第3話 上賀茂さん (神山号の日課は)

 矢文やぶみが届いた翌日の昼下がり、旅支度を終えた下鴨しもがもただしは鳥居前の休憩処「さるや」で床几しょうぎに腰掛け、かき氷を食べながらつかいが来るのを待っていた。


 昨日、意気揚々と戻ってきた烏によると、「明日の午後、遣いを行かせるから境内で待て」とのことだった。待ち合わせの指定がざっくり過ぎる気もするが、境内の中ならどこにいても良いのだから、それほど気にすることではない。しかし、今日は38度の猛暑日。こうも暑いと何もする気になれないから、結局茶屋でのんびり待っている。


 旅支度といっても、荷物は風呂敷包みがひとつだけ。装いも普段と変わらない。白地の浴衣に描かれているのは幾羽もの烏。朱色の帯を矢の字に締めて、束ねた髪には葵桂あおいかつらを挿している。


「かき氷は美味しいねぇ。こんなに暑い夏でも氷を作ってしまうなんて、文明恐るべしだね」

 誰に言うでもなくつぶやきながら氷を口に含む。舌に触れると、初雪のようにふわりと溶けてゆく。


 そのうち、遠くからひづめの音が聞こえてきた。


 一頭の馬がこちらに向かって駆けてくる。馬は段々と速度を落とし、下鴨の前で立ち止まった。雪のように真っ白な馬だ。


 ただし、王子様が乗っていそうなスレンダーな白馬ではない。ずんぐりとしていて、脚は太く短い。垂れ目気味の瞳は黒豆のように艶やかで、たっぷりのまつ毛が優しげな表情を作っている。銀白色のたてがみは日の光を受けて輝き、ずんぐり体型など気にならないほど、どの馬にも負けない神々しさを放っていた。それもそのはず、この馬が先刻から下鴨が待っていた遣いであった。


「お迎えにあがりました」

「待っていたよ、神山号こうやまごう。わざわざ悪いね」


 神山号というのが彼の名前である。ずんぐりむっくりの白馬は、ふん、と鼻を鳴らした。

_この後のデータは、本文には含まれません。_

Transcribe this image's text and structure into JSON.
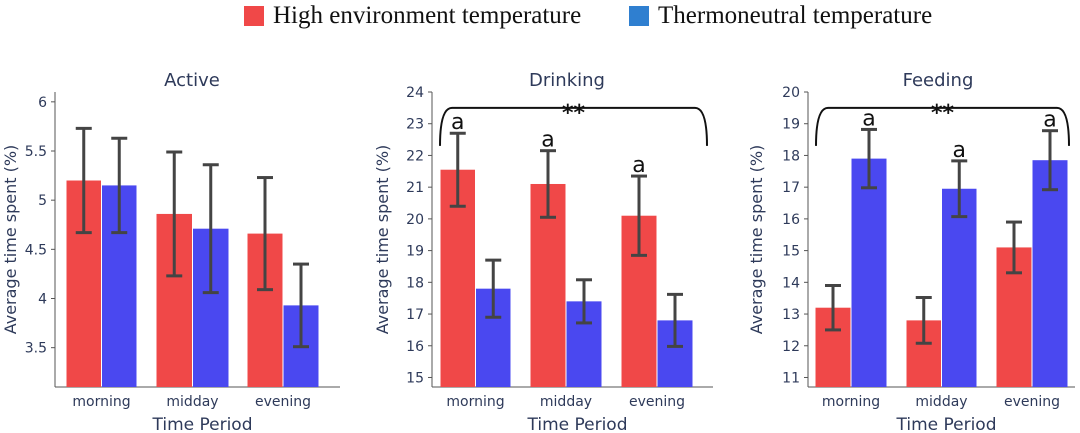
{
  "legend": [
    {
      "label": "High environment temperature",
      "color": "#f04848"
    },
    {
      "label": "Thermoneutral temperature",
      "color": "#4a48f0"
    }
  ],
  "colors": {
    "high": "#f04848",
    "thermo": "#4a48f0",
    "error": "#444444",
    "axis": "#2e3a5a"
  },
  "chart_data": [
    {
      "type": "bar",
      "title": "Active",
      "xlabel": "Time Period",
      "ylabel": "Average time spent (%)",
      "categories": [
        "morning",
        "midday",
        "evening"
      ],
      "ylim": [
        3.1,
        6.1
      ],
      "yticks": [
        3.5,
        4,
        4.5,
        5,
        5.5,
        6
      ],
      "ytick_labels": [
        "3.5",
        "4",
        "4.5",
        "5",
        "5.5",
        "6"
      ],
      "series": [
        {
          "name": "High environment temperature",
          "values": [
            5.2,
            4.86,
            4.66
          ],
          "errors": [
            0.53,
            0.63,
            0.57
          ]
        },
        {
          "name": "Thermoneutral temperature",
          "values": [
            5.15,
            4.71,
            3.93
          ],
          "errors": [
            0.48,
            0.65,
            0.42
          ]
        }
      ],
      "annotations": []
    },
    {
      "type": "bar",
      "title": "Drinking",
      "xlabel": "Time Period",
      "ylabel": "Average time spent (%)",
      "categories": [
        "morning",
        "midday",
        "evening"
      ],
      "ylim": [
        14.7,
        24
      ],
      "yticks": [
        15,
        16,
        17,
        18,
        19,
        20,
        21,
        22,
        23,
        24
      ],
      "ytick_labels": [
        "15",
        "16",
        "17",
        "18",
        "19",
        "20",
        "21",
        "22",
        "23",
        "24"
      ],
      "series": [
        {
          "name": "High environment temperature",
          "values": [
            21.55,
            21.1,
            20.1
          ],
          "errors": [
            1.15,
            1.05,
            1.25
          ]
        },
        {
          "name": "Thermoneutral temperature",
          "values": [
            17.8,
            17.4,
            16.8
          ],
          "errors": [
            0.9,
            0.68,
            0.82
          ]
        }
      ],
      "annotations": [
        {
          "text": "a",
          "category": 0,
          "series": 0
        },
        {
          "text": "a",
          "category": 1,
          "series": 0
        },
        {
          "text": "a",
          "category": 2,
          "series": 0
        }
      ],
      "significance": {
        "label": "**",
        "bracket_y": 23.5
      }
    },
    {
      "type": "bar",
      "title": "Feeding",
      "xlabel": "Time Period",
      "ylabel": "Average time spent (%)",
      "categories": [
        "morning",
        "midday",
        "evening"
      ],
      "ylim": [
        10.7,
        20
      ],
      "yticks": [
        11,
        12,
        13,
        14,
        15,
        16,
        17,
        18,
        19,
        20
      ],
      "ytick_labels": [
        "11",
        "12",
        "13",
        "14",
        "15",
        "16",
        "17",
        "18",
        "19",
        "20"
      ],
      "series": [
        {
          "name": "High environment temperature",
          "values": [
            13.2,
            12.8,
            15.1
          ],
          "errors": [
            0.7,
            0.72,
            0.8
          ]
        },
        {
          "name": "Thermoneutral temperature",
          "values": [
            17.9,
            16.95,
            17.85
          ],
          "errors": [
            0.92,
            0.88,
            0.93
          ]
        }
      ],
      "annotations": [
        {
          "text": "a",
          "category": 0,
          "series": 1
        },
        {
          "text": "a",
          "category": 1,
          "series": 1
        },
        {
          "text": "a",
          "category": 2,
          "series": 1
        }
      ],
      "significance": {
        "label": "**",
        "bracket_y": 19.5
      }
    }
  ]
}
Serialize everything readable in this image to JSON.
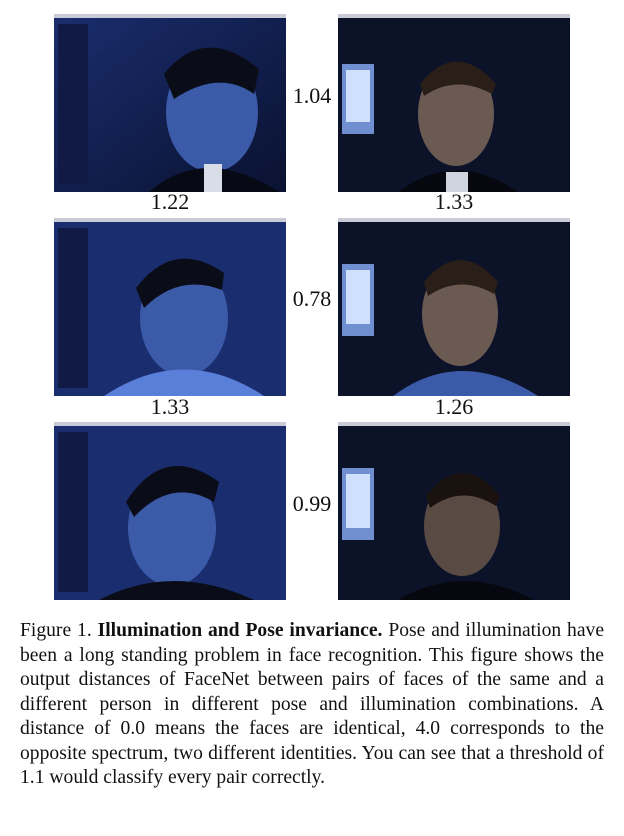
{
  "figure": {
    "rows": [
      {
        "pair_distance": "1.04",
        "left_cross_distance": "1.22",
        "right_cross_distance": "1.33"
      },
      {
        "pair_distance": "0.78",
        "left_cross_distance": "1.33",
        "right_cross_distance": "1.26"
      },
      {
        "pair_distance": "0.99"
      }
    ]
  },
  "caption": {
    "label": "Figure 1.",
    "title": "Illumination and Pose invariance.",
    "body": "Pose and illumination have been a long standing problem in face recognition. This figure shows the output distances of FaceNet between pairs of faces of the same and a different person in different pose and illumination combinations. A distance of 0.0 means the faces are identical, 4.0 corresponds to the opposite spectrum, two different identities. You can see that a threshold of 1.1 would classify every pair correctly."
  },
  "colors": {
    "photo_background": "#0b1330",
    "skin_left": "#3b5aa8",
    "skin_right": "#6a5a52",
    "hair": "#0a0c18"
  }
}
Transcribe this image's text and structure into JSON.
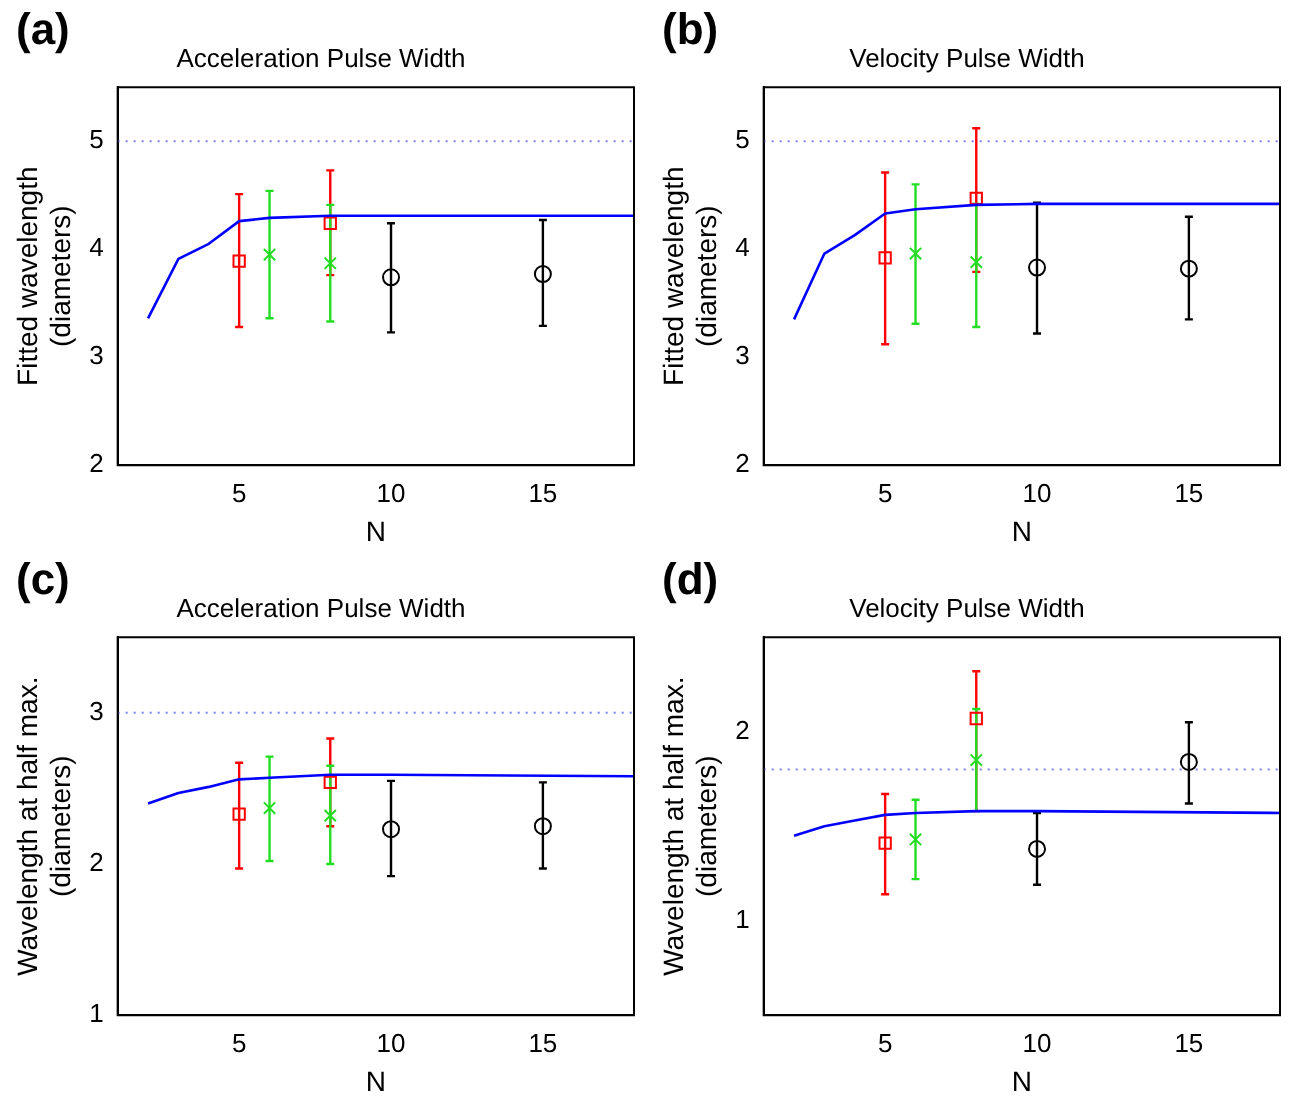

「まったくだ。何故この俺様があいつの指示を受けてあんたを迎えに行かなければならんのだ。あいつが直接行けばいいではないか。あるいは、お前が来い」

 温厚な見た目からはおよそ想像できない荒々しい言葉が返ってきた。


 神山号は上賀茂神社の御祭神、賀茂別雷大神かもわけいかづちのおおかみ神馬しんめである。彼は正真正銘の神の遣い、つまり霊的な存在だが、人間界にも同じく神馬の神山号がいる。生きている神山号は当然世代交代があり、現在は七代目神山号と呼ばれているのだが、ややこしいから、界隈では神山号と七代目で呼び分けている。


 七代目をはじめ、人間界の神山号は歴代みな穏やかな性格である。それが神馬の選考基準の一つだからなのだが、よく人間の言うことに従い、参拝客からのおやつを美味しそうに食べている。こちらの神山号とは正反対だ。


 ちなみに、七代目は競馬場からスカウトされたサラブレッドなので、大変見目麗しい。


「相変わらずだね。でも、なんだかんだ言いつつも来てくれる神山号のこと、私は好きだよ」

「はっ。あんたに好かれても嬉しくないね」

 満更でもない表情なのが彼の愛すべきところである。下鴨は、待ってて、と言い置いて茶屋の中へ入って行く。しばらくして、コロンと丸い餅が2つ乗った皿を持ってきた。

「さあさあ、迎えのお礼にこちらをどうぞ」

「む、申餅さるもちか。いただこう」

 神山号がパカリと口を開ける。下鴨は、うっすらと小豆のような赤みのさした申餅を、開いた口の中に投げ入れる。


「うまいな」

「お、馬だけに?」

「うっせえ。早くもう一つも寄越せ」

「もう、本当に口が悪いね君は」

 呆れながら残りの餅も放り込んでやる。神山号は満足そうに飲み込むと、げぷっと息を吐いた。

「そろそろ行くぞ」

「ところで、今日はどこに行くのかな」

「すぐそこだ」

 下鴨を乗せた神山号は高らかにいななき、駆け出して行った。